RestSharp and the factory pattern - you really should

Hackered
Sunday, April 12, 2015
by Sean McAlinden

I have been creating Web API's now for many years so creating HTTP clients in my code and acceptance tests is second nature.

One key approach I always recommend is to use the factory pattern for creating REST clients and REST request objects.

Imagine the following scenario:

You have been really diligent and covered your API's with good acceptance tests using RestSharp as your http client.

A few months into the project a story has been picked up to implement OAuth 2 client credentials security for all the endpoints.

You now need to go through all of your tests and update them to pass an Authorization header, not the most productive or interesting way to spend your day.

This is where a little encapsulation comes into its own.

The factory pattern

The factory pattern is as simple as it gets, it is essentially creating a class responsible for creating a specific instance of a type.

The following is a simple example of a class factory for creating a RestClient:

public class RestClientFactory : IRestClientFactory
{
    public RestClient Create(string baseUrl)
    {
        return new RestClient(baseUrl);
    }
}

The following is an example of a class factory for creating a RestRequest:

public class RestRequestFactory : IRestRequestFactory
{
    public RestRequest Create(string url, Method method)
    {
        return new RestRequest(url, method);
    }
}

Whilst the examples are pretty simplistic, the power comes when the request or client changes and you only have to alter them in one place and your whole code base continues to work.

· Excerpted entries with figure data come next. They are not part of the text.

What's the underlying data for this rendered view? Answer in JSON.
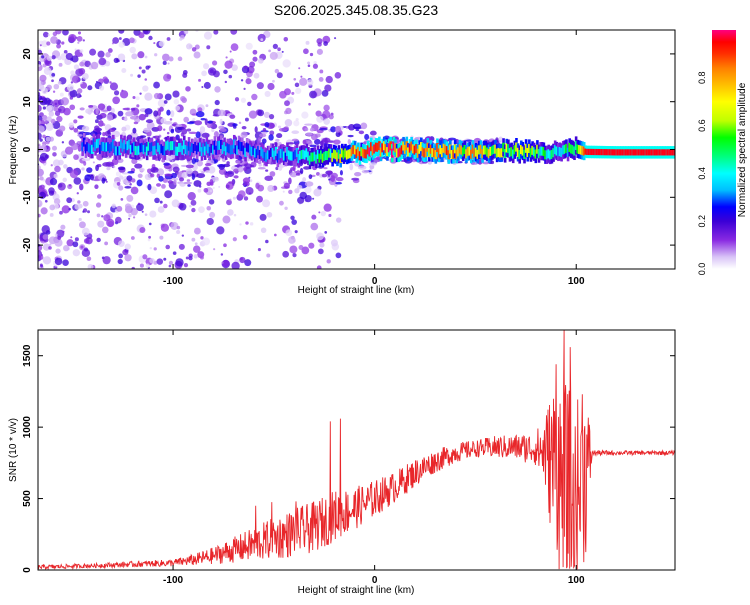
{
  "title": "S206.2025.345.08.35.G23",
  "chart_data": [
    {
      "type": "heatmap",
      "title": "S206.2025.345.08.35.G23",
      "xlabel": "Height of straight line (km)",
      "ylabel": "Frequency (Hz)",
      "xlim": [
        -167,
        149
      ],
      "ylim": [
        -25,
        25
      ],
      "xticks": [
        -100,
        0,
        100
      ],
      "yticks": [
        -20,
        -10,
        0,
        10,
        20
      ],
      "colorbar": {
        "label": "Normalized spectral amplitude",
        "range": [
          0,
          1
        ],
        "ticks": [
          "0.0",
          "0.2",
          "0.4",
          "0.6",
          "0.8"
        ],
        "colormap": [
          "#ffffff",
          "#d9c4f7",
          "#8a2be2",
          "#3b00d6",
          "#0000ff",
          "#00bfff",
          "#00ffff",
          "#00ff80",
          "#00ff00",
          "#bfff00",
          "#ffff00",
          "#ffbf00",
          "#ff8000",
          "#ff3000",
          "#ff0000",
          "#ff0080"
        ]
      },
      "ridge": {
        "x": [
          -145,
          -130,
          -115,
          -100,
          -85,
          -70,
          -55,
          -40,
          -30,
          -20,
          -10,
          0,
          10,
          20,
          30,
          40,
          50,
          60,
          70,
          80,
          90,
          100,
          105,
          120,
          149
        ],
        "frequency": [
          0.8,
          0.5,
          0.2,
          0.5,
          0.0,
          0.5,
          -1.0,
          -1.2,
          -1.5,
          -1.2,
          -0.8,
          0.0,
          0.0,
          0.0,
          -0.3,
          -0.3,
          -0.5,
          -0.4,
          -0.2,
          -0.5,
          -0.8,
          0.2,
          -0.5,
          -0.6,
          -0.6
        ],
        "amplitude": [
          0.3,
          0.35,
          0.35,
          0.35,
          0.3,
          0.3,
          0.3,
          0.35,
          0.45,
          0.55,
          0.7,
          0.85,
          0.85,
          0.8,
          0.75,
          0.7,
          0.65,
          0.6,
          0.55,
          0.5,
          0.4,
          0.45,
          0.9,
          0.9,
          0.9
        ]
      }
    },
    {
      "type": "line",
      "xlabel": "Height of straight line (km)",
      "ylabel": "SNR (10 * v/v)",
      "xlim": [
        -167,
        149
      ],
      "ylim": [
        0,
        1680
      ],
      "xticks": [
        -100,
        0,
        100
      ],
      "yticks": [
        0,
        500,
        1000,
        1500
      ],
      "color": "#e8262a",
      "envelope": {
        "x": [
          -167,
          -140,
          -120,
          -100,
          -90,
          -80,
          -70,
          -60,
          -50,
          -40,
          -30,
          -20,
          -10,
          0,
          10,
          20,
          30,
          40,
          50,
          60,
          70,
          80,
          85,
          90,
          95,
          100,
          105,
          108,
          120,
          149
        ],
        "mean": [
          20,
          30,
          40,
          50,
          70,
          100,
          140,
          180,
          220,
          260,
          300,
          380,
          430,
          500,
          580,
          680,
          760,
          820,
          850,
          860,
          860,
          850,
          820,
          700,
          500,
          500,
          700,
          820,
          820,
          820
        ],
        "spread": [
          15,
          15,
          20,
          25,
          40,
          60,
          90,
          120,
          150,
          170,
          180,
          180,
          150,
          130,
          110,
          100,
          80,
          70,
          60,
          80,
          90,
          120,
          300,
          700,
          800,
          700,
          600,
          20,
          15,
          15
        ]
      },
      "spikes": [
        {
          "x": -59,
          "y": 450
        },
        {
          "x": -51,
          "y": 475
        },
        {
          "x": -39,
          "y": 480
        },
        {
          "x": -22,
          "y": 1040
        },
        {
          "x": -17,
          "y": 1060
        },
        {
          "x": 94,
          "y": 1680
        },
        {
          "x": 90,
          "y": 1440
        },
        {
          "x": 97,
          "y": 1560
        },
        {
          "x": 103,
          "y": 1230
        }
      ]
    }
  ]
}
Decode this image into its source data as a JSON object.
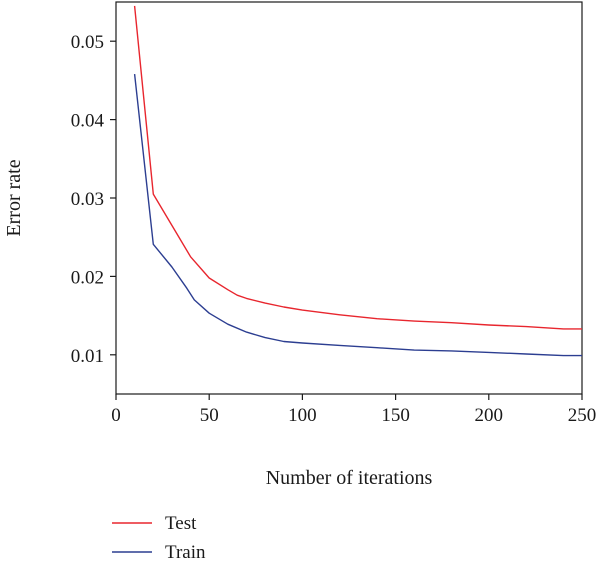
{
  "chart_data": {
    "type": "line",
    "title": "",
    "xlabel": "Number of iterations",
    "ylabel": "Error rate",
    "xlim": [
      0,
      250
    ],
    "ylim": [
      0.005,
      0.055
    ],
    "xticks": [
      0,
      50,
      100,
      150,
      200,
      250
    ],
    "xtick_labels": [
      "0",
      "50",
      "100",
      "150",
      "200",
      "250"
    ],
    "yticks": [
      0.01,
      0.02,
      0.03,
      0.04,
      0.05
    ],
    "ytick_labels": [
      "0.01",
      "0.02",
      "0.03",
      "0.04",
      "0.05"
    ],
    "grid": false,
    "legend_position": "bottom-left",
    "series": [
      {
        "name": "Test",
        "color": "#e8262e",
        "x": [
          10,
          20,
          30,
          40,
          50,
          60,
          65,
          70,
          80,
          90,
          100,
          120,
          140,
          160,
          180,
          200,
          220,
          240,
          250
        ],
        "y": [
          0.0545,
          0.0305,
          0.0265,
          0.0225,
          0.0198,
          0.0183,
          0.0176,
          0.0172,
          0.0166,
          0.0161,
          0.0157,
          0.0151,
          0.0146,
          0.0143,
          0.0141,
          0.0138,
          0.0136,
          0.0133,
          0.0133
        ]
      },
      {
        "name": "Train",
        "color": "#2c3e91",
        "x": [
          10,
          20,
          30,
          38,
          42,
          50,
          60,
          70,
          80,
          90,
          100,
          120,
          140,
          160,
          180,
          200,
          220,
          240,
          250
        ],
        "y": [
          0.0458,
          0.0241,
          0.0212,
          0.0185,
          0.017,
          0.0153,
          0.0139,
          0.0129,
          0.0122,
          0.0117,
          0.0115,
          0.0112,
          0.0109,
          0.0106,
          0.0105,
          0.0103,
          0.0101,
          0.0099,
          0.0099
        ]
      }
    ]
  }
}
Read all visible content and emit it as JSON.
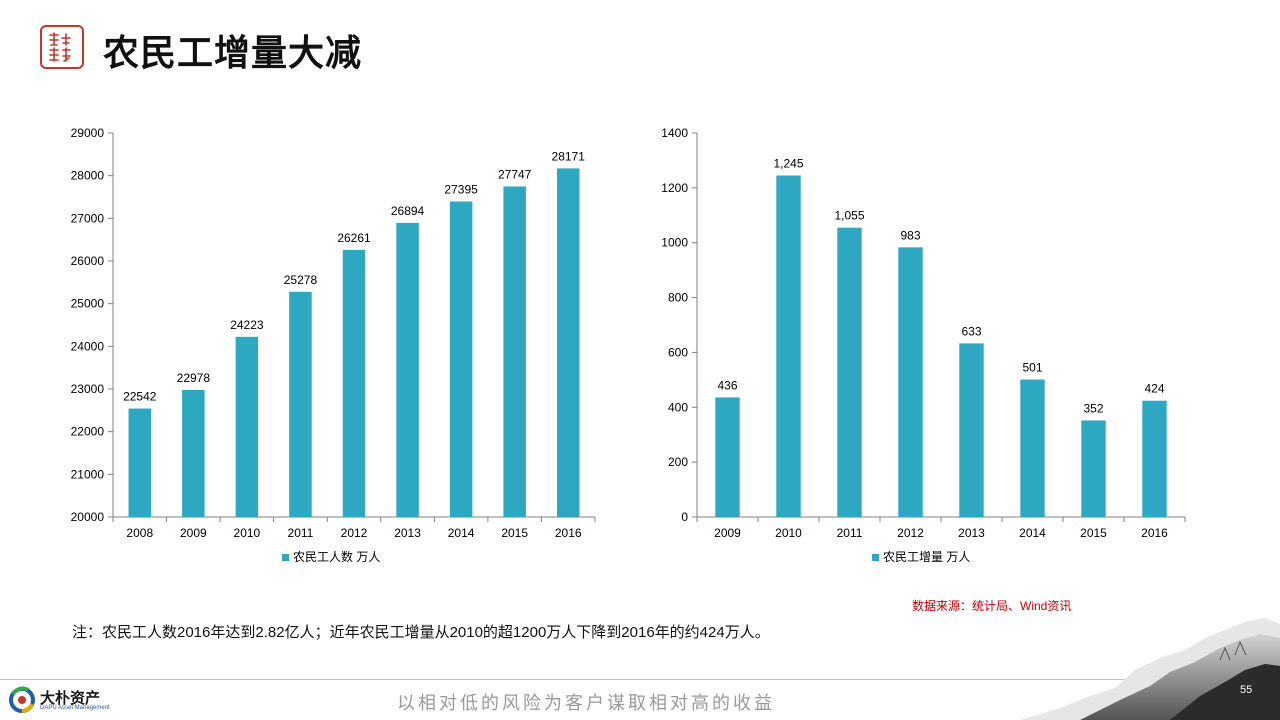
{
  "header": {
    "title": "农民工增量大减"
  },
  "chart_data": [
    {
      "type": "bar",
      "categories": [
        "2008",
        "2009",
        "2010",
        "2011",
        "2012",
        "2013",
        "2014",
        "2015",
        "2016"
      ],
      "series": [
        {
          "name": "农民工人数 万人",
          "values": [
            22542,
            22978,
            24223,
            25278,
            26261,
            26894,
            27395,
            27747,
            28171
          ],
          "labels": [
            "22542",
            "22978",
            "24223",
            "25278",
            "26261",
            "26894",
            "27395",
            "27747",
            "28171"
          ]
        }
      ],
      "ylim": [
        20000,
        29000
      ],
      "yticks": [
        "20000",
        "21000",
        "22000",
        "23000",
        "24000",
        "25000",
        "26000",
        "27000",
        "28000",
        "29000"
      ],
      "legend_label": "农民工人数 万人",
      "legend_position": "bottom",
      "grid": false,
      "color": "#2ea7c1"
    },
    {
      "type": "bar",
      "categories": [
        "2009",
        "2010",
        "2011",
        "2012",
        "2013",
        "2014",
        "2015",
        "2016"
      ],
      "series": [
        {
          "name": "农民工增量 万人",
          "values": [
            436,
            1245,
            1055,
            983,
            633,
            501,
            352,
            424
          ],
          "labels": [
            "436",
            "1,245",
            "1,055",
            "983",
            "633",
            "501",
            "352",
            "424"
          ]
        }
      ],
      "ylim": [
        0,
        1400
      ],
      "yticks": [
        "0",
        "200",
        "400",
        "600",
        "800",
        "1000",
        "1200",
        "1400"
      ],
      "legend_label": "农民工增量 万人",
      "legend_position": "bottom",
      "grid": false,
      "color": "#2ea7c1"
    }
  ],
  "source_text": "数据来源：统计局、Wind资讯",
  "note_text": "注：农民工人数2016年达到2.82亿人；近年农民工增量从2010的超1200万人下降到2016年的约424万人。",
  "footer": {
    "company_name": "大朴资产",
    "company_en": "DAPU Asset Management",
    "slogan": "以相对低的风险为客户谋取相对高的收益",
    "page_number": "55"
  }
}
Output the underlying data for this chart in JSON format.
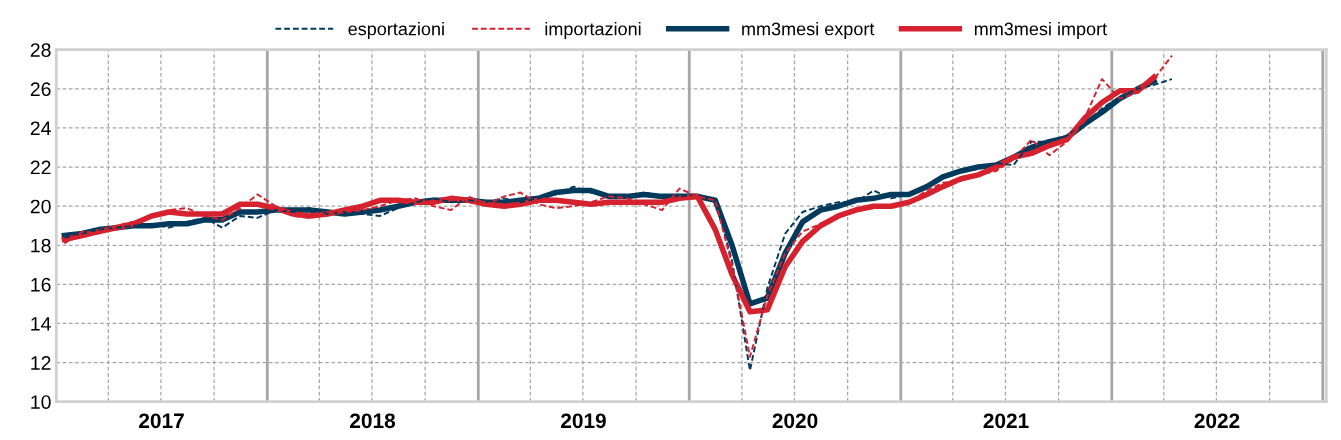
{
  "chart_data": {
    "type": "line",
    "x": [
      "2017-01-15",
      "2017-02-15",
      "2017-03-15",
      "2017-04-15",
      "2017-05-15",
      "2017-06-15",
      "2017-07-15",
      "2017-08-15",
      "2017-09-15",
      "2017-10-15",
      "2017-11-15",
      "2017-12-15",
      "2018-01-15",
      "2018-02-15",
      "2018-03-15",
      "2018-04-15",
      "2018-05-15",
      "2018-06-15",
      "2018-07-15",
      "2018-08-15",
      "2018-09-15",
      "2018-10-15",
      "2018-11-15",
      "2018-12-15",
      "2019-01-15",
      "2019-02-15",
      "2019-03-15",
      "2019-04-15",
      "2019-05-15",
      "2019-06-15",
      "2019-07-15",
      "2019-08-15",
      "2019-09-15",
      "2019-10-15",
      "2019-11-15",
      "2019-12-15",
      "2020-01-15",
      "2020-02-15",
      "2020-03-15",
      "2020-04-15",
      "2020-05-15",
      "2020-06-15",
      "2020-07-15",
      "2020-08-15",
      "2020-09-15",
      "2020-10-15",
      "2020-11-15",
      "2020-12-15",
      "2021-01-15",
      "2021-02-15",
      "2021-03-15",
      "2021-04-15",
      "2021-05-15",
      "2021-06-15",
      "2021-07-15",
      "2021-08-15",
      "2021-09-15",
      "2021-10-15",
      "2021-11-15",
      "2021-12-15",
      "2022-01-15",
      "2022-02-15",
      "2022-03-15",
      "2022-04-15"
    ],
    "series": [
      {
        "name": "esportazioni",
        "color": "#003a5d",
        "line_style": "dashed",
        "values": [
          18.4,
          18.6,
          18.8,
          18.9,
          19.0,
          19.1,
          18.9,
          19.2,
          19.4,
          18.9,
          19.5,
          19.4,
          19.8,
          19.7,
          19.9,
          19.6,
          19.7,
          19.6,
          19.5,
          19.9,
          20.2,
          20.4,
          20.2,
          20.3,
          20.2,
          20.4,
          20.2,
          20.4,
          20.6,
          21.0,
          20.7,
          20.5,
          20.5,
          20.7,
          20.5,
          20.5,
          20.6,
          20.3,
          17.2,
          11.6,
          15.8,
          18.6,
          19.7,
          20.0,
          20.2,
          20.2,
          20.8,
          20.4,
          20.6,
          21.0,
          21.6,
          21.8,
          21.9,
          22.2,
          22.1,
          23.3,
          23.3,
          23.6,
          24.2,
          25.0,
          25.6,
          26.0,
          26.2,
          26.5
        ]
      },
      {
        "name": "importazioni",
        "color": "#d6212f",
        "line_style": "dashed",
        "values": [
          18.1,
          18.7,
          18.6,
          19.0,
          19.2,
          19.5,
          19.8,
          19.9,
          19.5,
          19.3,
          19.9,
          20.6,
          20.0,
          19.5,
          19.4,
          19.6,
          19.7,
          19.8,
          20.0,
          20.3,
          20.4,
          20.0,
          19.8,
          20.5,
          20.1,
          20.5,
          20.7,
          20.1,
          19.9,
          20.0,
          20.2,
          20.5,
          20.4,
          20.1,
          19.8,
          20.9,
          20.5,
          20.3,
          17.0,
          12.3,
          15.4,
          17.6,
          18.7,
          19.1,
          19.5,
          19.8,
          19.9,
          20.0,
          20.2,
          20.8,
          21.2,
          21.3,
          21.6,
          21.8,
          22.4,
          23.4,
          22.6,
          23.3,
          24.5,
          26.5,
          25.5,
          25.8,
          26.5,
          27.7
        ]
      },
      {
        "name": "mm3mesi export",
        "color": "#003a5d",
        "line_style": "solid",
        "values": [
          18.5,
          18.6,
          18.8,
          18.9,
          19.0,
          19.0,
          19.1,
          19.1,
          19.3,
          19.3,
          19.7,
          19.7,
          19.8,
          19.8,
          19.8,
          19.7,
          19.6,
          19.7,
          19.8,
          20.0,
          20.2,
          20.3,
          20.3,
          20.3,
          20.2,
          20.2,
          20.3,
          20.4,
          20.7,
          20.8,
          20.8,
          20.5,
          20.5,
          20.6,
          20.5,
          20.5,
          20.5,
          20.3,
          18.0,
          15.0,
          15.3,
          17.6,
          19.2,
          19.8,
          20.0,
          20.3,
          20.4,
          20.6,
          20.6,
          21.0,
          21.5,
          21.8,
          22.0,
          22.1,
          22.5,
          23.0,
          23.3,
          23.5,
          24.2,
          24.8,
          25.5,
          26.0,
          26.4,
          null
        ]
      },
      {
        "name": "mm3mesi import",
        "color": "#d6212f",
        "line_style": "solid",
        "values": [
          18.3,
          18.5,
          18.7,
          18.9,
          19.1,
          19.5,
          19.7,
          19.6,
          19.6,
          19.6,
          20.1,
          20.1,
          19.9,
          19.6,
          19.5,
          19.6,
          19.8,
          20.0,
          20.3,
          20.3,
          20.2,
          20.2,
          20.4,
          20.3,
          20.1,
          20.0,
          20.1,
          20.3,
          20.3,
          20.2,
          20.1,
          20.2,
          20.2,
          20.2,
          20.2,
          20.4,
          20.5,
          18.8,
          16.5,
          14.6,
          14.7,
          16.9,
          18.2,
          19.0,
          19.5,
          19.8,
          20.0,
          20.0,
          20.2,
          20.6,
          21.0,
          21.4,
          21.6,
          22.0,
          22.5,
          22.7,
          23.1,
          23.4,
          24.5,
          25.3,
          25.9,
          25.9,
          26.6,
          null
        ]
      }
    ],
    "xlim": [
      "2017-01-01",
      "2023-01-07"
    ],
    "xticks": [
      {
        "value": "2017-07-02",
        "label": "2017"
      },
      {
        "value": "2018-01-01",
        "label": null
      },
      {
        "value": "2018-07-02",
        "label": "2018"
      },
      {
        "value": "2019-01-01",
        "label": null
      },
      {
        "value": "2019-07-02",
        "label": "2019"
      },
      {
        "value": "2020-01-01",
        "label": null
      },
      {
        "value": "2020-07-02",
        "label": "2020"
      },
      {
        "value": "2021-01-01",
        "label": null
      },
      {
        "value": "2021-07-02",
        "label": "2021"
      },
      {
        "value": "2022-01-01",
        "label": null
      },
      {
        "value": "2022-07-02",
        "label": "2022"
      },
      {
        "value": "2023-01-01",
        "label": null
      }
    ],
    "ylim": [
      10,
      28
    ],
    "yticks": [
      10,
      12,
      14,
      16,
      18,
      20,
      22,
      24,
      26,
      28
    ],
    "grid": true,
    "legend": "top"
  }
}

The following code shows how to use the factories (I've assumed you are familiar with using dependency injection):

public class MyExampleClass
{
    private IRestClientFactory restClientFactory; 
    private IRestRequestFactory restRequestFactory;

    public MyExampleClass(IRestClientFactory restClientFactory, IRestRequestFactory restRequestFactory)
    {
        this.restClientFactory = restClientFactory;
        this.restRequestFactory = restRequestFactory;
    }

    public IRestResponse GetById(string id)
    {
        var restClient = restClientFactory.Create(configurationSettings.BaseUrl);
        var restRequest = restRequestFactory.Create(string.Format("myendpoint/{0}", id), Method.GET);
        var response = restClient.Execute(restRequest);
        return response;
    }
}

There you have it, a very simple example of encapsulation which could save you countless painful hours of refactoring.